Simple understanding of backprop / gradient descent

snip3r77 · March 18, 2020, 4:24am

Please let me know if my understanding is correct

We requires_grad= True for a is because we want to optimize this parameter.
We loss.backward() because we want to minimize loss to find a

thanks

a = torch.tensor([-5.,5.],requires_grad=True)
def update():
#calculate y_hat
y_hat = x@a
#calculate loss
loss = mse(y, y_hat)
#print loss every 10 loops
if t % 10 == 0: print(loss)
#compute the derivatives, you can call .backward()
loss.backward()
#To prevent tracking history (and using memory), you can also wrap the code block in with torch.no_grad():.
with torch.no_grad():
a.sub_(lr * a.grad) # w(t) = w(t-1) - lr dL/dw(t-1)
a.grad.zero_()

full code
https://i.imgur.com/UCqEGal.png

albanD · March 18, 2020, 3:12pm

It’s mostly correct yes, I would say it slightly differently:

a.requires_grad=True means that we will ask for gradients later and so the autograd should save everything that it needs to be able to do so.
a.is_leaf=True means that it was not computed in a differentiable manner (either created by the user or from Tensors that don’t require gradients). For such Tensor, if we compute their gradient, it should be saved in a.grad.
loss.backward() means compute the gradients for all the Tensor that require gradients that were used to create loss. By side effect, this will populate the .grad field of all the leafs that require gradients.
optimizer.step() is then used to update a using a.grad (note that a.grad gives a direction of descent for the loss above).

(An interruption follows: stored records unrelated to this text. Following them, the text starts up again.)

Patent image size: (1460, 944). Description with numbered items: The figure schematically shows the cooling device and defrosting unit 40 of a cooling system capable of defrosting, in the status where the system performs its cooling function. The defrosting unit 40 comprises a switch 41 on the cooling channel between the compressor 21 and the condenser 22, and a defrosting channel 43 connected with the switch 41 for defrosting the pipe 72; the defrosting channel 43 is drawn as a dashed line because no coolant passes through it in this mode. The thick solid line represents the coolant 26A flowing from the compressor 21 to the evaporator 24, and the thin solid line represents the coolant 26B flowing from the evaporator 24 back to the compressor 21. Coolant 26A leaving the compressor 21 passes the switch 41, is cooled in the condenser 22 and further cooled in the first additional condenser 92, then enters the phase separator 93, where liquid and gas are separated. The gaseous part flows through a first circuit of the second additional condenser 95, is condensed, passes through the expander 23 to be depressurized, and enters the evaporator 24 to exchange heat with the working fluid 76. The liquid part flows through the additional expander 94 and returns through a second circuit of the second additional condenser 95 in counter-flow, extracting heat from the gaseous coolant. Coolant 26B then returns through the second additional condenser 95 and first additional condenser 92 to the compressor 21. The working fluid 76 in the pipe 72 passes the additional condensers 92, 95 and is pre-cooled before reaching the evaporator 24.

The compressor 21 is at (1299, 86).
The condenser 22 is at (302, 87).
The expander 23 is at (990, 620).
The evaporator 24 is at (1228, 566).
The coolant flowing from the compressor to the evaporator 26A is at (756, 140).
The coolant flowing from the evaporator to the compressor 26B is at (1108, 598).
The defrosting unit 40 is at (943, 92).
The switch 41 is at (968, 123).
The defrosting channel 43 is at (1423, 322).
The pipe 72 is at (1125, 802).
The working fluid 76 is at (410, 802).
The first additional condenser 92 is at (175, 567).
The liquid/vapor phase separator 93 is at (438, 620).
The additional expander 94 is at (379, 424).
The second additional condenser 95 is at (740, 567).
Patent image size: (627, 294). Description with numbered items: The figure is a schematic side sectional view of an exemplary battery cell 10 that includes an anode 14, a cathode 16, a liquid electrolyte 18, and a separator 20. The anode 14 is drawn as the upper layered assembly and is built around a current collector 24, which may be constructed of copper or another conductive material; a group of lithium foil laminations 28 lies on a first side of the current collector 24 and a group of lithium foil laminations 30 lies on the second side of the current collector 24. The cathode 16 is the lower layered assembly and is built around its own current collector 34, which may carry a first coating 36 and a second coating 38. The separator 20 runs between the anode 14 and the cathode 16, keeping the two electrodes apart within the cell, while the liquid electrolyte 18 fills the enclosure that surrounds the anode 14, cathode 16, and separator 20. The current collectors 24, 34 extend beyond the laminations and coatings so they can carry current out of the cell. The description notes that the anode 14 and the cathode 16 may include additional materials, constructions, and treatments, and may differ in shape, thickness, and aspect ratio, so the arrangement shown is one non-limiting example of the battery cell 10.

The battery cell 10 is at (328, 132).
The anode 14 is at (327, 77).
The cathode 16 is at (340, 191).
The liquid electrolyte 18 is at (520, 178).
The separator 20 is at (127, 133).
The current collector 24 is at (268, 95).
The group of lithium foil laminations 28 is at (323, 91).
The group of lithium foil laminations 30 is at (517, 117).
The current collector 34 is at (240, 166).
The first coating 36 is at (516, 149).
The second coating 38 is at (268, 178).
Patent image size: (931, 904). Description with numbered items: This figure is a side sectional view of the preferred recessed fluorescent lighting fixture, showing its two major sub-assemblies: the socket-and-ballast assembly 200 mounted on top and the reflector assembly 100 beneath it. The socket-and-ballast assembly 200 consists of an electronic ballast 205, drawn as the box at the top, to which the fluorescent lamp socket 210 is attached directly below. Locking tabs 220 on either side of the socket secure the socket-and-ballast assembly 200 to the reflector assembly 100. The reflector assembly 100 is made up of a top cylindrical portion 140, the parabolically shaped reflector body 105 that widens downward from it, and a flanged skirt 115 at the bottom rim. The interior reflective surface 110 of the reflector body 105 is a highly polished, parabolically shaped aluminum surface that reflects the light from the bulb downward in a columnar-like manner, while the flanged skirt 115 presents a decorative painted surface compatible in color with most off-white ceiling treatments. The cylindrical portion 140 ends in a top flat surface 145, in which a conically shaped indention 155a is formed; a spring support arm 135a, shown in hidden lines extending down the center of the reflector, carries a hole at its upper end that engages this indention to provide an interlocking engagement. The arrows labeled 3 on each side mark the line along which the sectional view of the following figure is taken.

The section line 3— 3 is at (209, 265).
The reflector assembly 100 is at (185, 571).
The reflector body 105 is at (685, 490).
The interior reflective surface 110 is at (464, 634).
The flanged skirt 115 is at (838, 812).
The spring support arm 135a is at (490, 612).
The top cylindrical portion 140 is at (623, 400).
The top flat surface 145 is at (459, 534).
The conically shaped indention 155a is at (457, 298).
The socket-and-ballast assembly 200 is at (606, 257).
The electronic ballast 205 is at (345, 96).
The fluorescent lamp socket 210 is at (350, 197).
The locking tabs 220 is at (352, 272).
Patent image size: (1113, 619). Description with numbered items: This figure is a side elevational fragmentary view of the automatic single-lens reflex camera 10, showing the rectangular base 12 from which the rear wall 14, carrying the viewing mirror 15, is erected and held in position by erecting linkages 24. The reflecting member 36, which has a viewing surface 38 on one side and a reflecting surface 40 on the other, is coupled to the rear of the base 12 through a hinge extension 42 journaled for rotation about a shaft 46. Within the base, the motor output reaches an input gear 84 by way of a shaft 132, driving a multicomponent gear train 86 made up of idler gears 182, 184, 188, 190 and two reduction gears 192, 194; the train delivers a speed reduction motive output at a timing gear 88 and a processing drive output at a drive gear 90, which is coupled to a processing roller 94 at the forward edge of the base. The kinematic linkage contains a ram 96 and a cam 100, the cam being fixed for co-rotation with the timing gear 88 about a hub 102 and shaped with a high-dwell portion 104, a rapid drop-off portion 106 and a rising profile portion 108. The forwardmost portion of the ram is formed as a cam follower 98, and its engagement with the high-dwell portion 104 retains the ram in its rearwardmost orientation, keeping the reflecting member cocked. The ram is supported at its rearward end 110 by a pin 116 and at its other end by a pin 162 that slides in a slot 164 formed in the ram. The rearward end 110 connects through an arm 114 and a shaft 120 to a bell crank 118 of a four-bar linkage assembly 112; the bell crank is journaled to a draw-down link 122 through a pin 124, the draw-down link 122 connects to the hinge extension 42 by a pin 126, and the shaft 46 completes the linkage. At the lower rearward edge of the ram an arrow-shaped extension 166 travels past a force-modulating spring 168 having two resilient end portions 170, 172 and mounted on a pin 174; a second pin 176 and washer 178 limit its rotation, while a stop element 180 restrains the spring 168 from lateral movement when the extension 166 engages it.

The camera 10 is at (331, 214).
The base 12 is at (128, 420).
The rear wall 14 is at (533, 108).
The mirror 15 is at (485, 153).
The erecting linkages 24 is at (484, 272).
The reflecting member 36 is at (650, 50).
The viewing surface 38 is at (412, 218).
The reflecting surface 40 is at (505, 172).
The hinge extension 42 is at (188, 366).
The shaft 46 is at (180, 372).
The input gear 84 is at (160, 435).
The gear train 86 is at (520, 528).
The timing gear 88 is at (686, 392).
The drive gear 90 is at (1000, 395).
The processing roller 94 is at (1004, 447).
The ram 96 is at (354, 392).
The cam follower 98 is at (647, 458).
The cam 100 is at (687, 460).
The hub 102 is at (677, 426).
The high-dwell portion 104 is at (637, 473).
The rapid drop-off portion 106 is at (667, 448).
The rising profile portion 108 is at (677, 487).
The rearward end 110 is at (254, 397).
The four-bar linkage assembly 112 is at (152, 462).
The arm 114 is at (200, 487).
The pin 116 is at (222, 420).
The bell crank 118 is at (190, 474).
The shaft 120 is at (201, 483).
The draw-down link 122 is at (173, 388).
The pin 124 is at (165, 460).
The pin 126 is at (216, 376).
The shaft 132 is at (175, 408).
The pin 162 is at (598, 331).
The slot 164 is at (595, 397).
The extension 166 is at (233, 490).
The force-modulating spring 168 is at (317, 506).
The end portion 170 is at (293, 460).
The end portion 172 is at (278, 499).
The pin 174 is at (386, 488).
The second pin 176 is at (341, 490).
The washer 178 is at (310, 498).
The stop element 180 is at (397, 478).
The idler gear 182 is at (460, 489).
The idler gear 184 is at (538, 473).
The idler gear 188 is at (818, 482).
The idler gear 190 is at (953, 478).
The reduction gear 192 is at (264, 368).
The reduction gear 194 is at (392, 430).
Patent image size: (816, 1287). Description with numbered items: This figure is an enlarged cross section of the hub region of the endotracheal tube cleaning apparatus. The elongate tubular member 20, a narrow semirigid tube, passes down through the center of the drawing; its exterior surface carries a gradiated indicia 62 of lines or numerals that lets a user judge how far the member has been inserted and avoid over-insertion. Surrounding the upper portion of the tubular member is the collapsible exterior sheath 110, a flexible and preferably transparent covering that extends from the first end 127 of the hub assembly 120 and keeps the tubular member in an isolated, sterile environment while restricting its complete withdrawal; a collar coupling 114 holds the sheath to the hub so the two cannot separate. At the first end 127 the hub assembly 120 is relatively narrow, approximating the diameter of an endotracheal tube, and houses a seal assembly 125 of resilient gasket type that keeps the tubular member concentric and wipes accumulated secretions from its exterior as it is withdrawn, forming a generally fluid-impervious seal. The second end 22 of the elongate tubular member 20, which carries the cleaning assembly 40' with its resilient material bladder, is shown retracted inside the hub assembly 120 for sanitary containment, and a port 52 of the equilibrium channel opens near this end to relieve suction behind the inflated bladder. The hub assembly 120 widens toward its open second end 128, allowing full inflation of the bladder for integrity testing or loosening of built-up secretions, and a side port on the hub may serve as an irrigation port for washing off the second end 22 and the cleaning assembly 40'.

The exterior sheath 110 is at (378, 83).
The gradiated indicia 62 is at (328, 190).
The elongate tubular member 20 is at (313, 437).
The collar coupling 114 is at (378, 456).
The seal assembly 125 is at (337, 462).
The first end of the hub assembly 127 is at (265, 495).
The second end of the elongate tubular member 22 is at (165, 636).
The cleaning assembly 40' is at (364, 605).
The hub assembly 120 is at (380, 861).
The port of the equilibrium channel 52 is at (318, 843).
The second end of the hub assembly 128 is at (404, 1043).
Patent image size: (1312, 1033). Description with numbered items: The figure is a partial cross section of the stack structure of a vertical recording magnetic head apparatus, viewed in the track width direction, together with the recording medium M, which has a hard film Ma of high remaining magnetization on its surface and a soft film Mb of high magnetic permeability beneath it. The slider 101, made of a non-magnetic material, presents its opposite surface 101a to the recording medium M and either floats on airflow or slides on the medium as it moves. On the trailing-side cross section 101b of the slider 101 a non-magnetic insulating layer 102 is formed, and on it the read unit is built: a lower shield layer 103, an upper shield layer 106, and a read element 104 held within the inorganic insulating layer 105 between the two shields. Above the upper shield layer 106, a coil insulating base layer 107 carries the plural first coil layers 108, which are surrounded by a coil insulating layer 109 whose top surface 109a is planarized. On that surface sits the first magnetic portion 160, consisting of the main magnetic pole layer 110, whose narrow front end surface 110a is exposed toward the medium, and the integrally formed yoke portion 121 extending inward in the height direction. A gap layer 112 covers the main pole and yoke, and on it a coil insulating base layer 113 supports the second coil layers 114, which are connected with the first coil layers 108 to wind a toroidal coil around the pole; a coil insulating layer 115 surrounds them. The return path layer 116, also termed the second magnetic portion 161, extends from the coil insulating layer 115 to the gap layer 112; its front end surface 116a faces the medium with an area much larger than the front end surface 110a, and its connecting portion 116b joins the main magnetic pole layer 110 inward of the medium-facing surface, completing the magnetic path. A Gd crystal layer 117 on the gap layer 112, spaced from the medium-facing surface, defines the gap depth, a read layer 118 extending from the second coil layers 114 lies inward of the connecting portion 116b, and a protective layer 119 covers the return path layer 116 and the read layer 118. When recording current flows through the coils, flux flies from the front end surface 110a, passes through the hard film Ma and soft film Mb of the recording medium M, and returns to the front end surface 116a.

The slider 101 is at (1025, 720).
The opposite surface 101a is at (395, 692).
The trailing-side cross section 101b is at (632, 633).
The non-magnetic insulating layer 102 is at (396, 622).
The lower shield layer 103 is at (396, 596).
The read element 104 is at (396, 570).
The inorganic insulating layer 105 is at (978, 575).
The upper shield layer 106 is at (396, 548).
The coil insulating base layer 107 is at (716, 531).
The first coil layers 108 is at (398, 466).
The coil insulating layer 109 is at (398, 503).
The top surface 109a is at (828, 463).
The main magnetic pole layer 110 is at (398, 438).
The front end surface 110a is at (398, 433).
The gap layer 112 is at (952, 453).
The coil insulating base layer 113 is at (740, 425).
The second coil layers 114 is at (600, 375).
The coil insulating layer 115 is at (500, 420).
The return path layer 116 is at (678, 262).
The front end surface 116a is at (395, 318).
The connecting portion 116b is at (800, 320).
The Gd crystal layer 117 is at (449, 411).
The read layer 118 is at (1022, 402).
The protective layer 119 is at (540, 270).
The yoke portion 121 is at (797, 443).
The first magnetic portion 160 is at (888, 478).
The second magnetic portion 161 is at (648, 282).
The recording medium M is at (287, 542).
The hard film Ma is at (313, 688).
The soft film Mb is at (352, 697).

snip3r77 · March 19, 2020, 2:24am

Can you please explain a.is_leaf= True as I did not use this.
How do I incorporate to my code?

Also, what do you mean by optimizer.step() ?

with torch.no_grad():
# does a.optimizer.step() replaces this line below ?
a.sub_(lr * a.grad) # w(t) = w(t-1) - lr dL/dw(t-1)
    a.grad.zero_()

Thanks.

albanD · March 19, 2020, 3:55pm

Can you please explain a.is_leaf= True as I did not use this.

A Tensor is a leaf if it does not have any “history” in the autograd sense. Meaning that we cannot propagate gradients from this Tensor back to its parents.
There are two main cases here:

leaf that does not require gradient mean a Tensor for which gradients are not tracked.
leaf that requires gradient mean that the user explicitly asked for gradients here and so the .grad field will be populated when you call .backward().

How do I incorporate to my code?

You don’t need to It is just in case you want to look in more details, you can check if a Tensor is a leaf or not.

Also, what do you mean by optimizer.step() ?

Yes exactly, we have builtin optimizer to do these kind of updates, but you can do them by hand as well.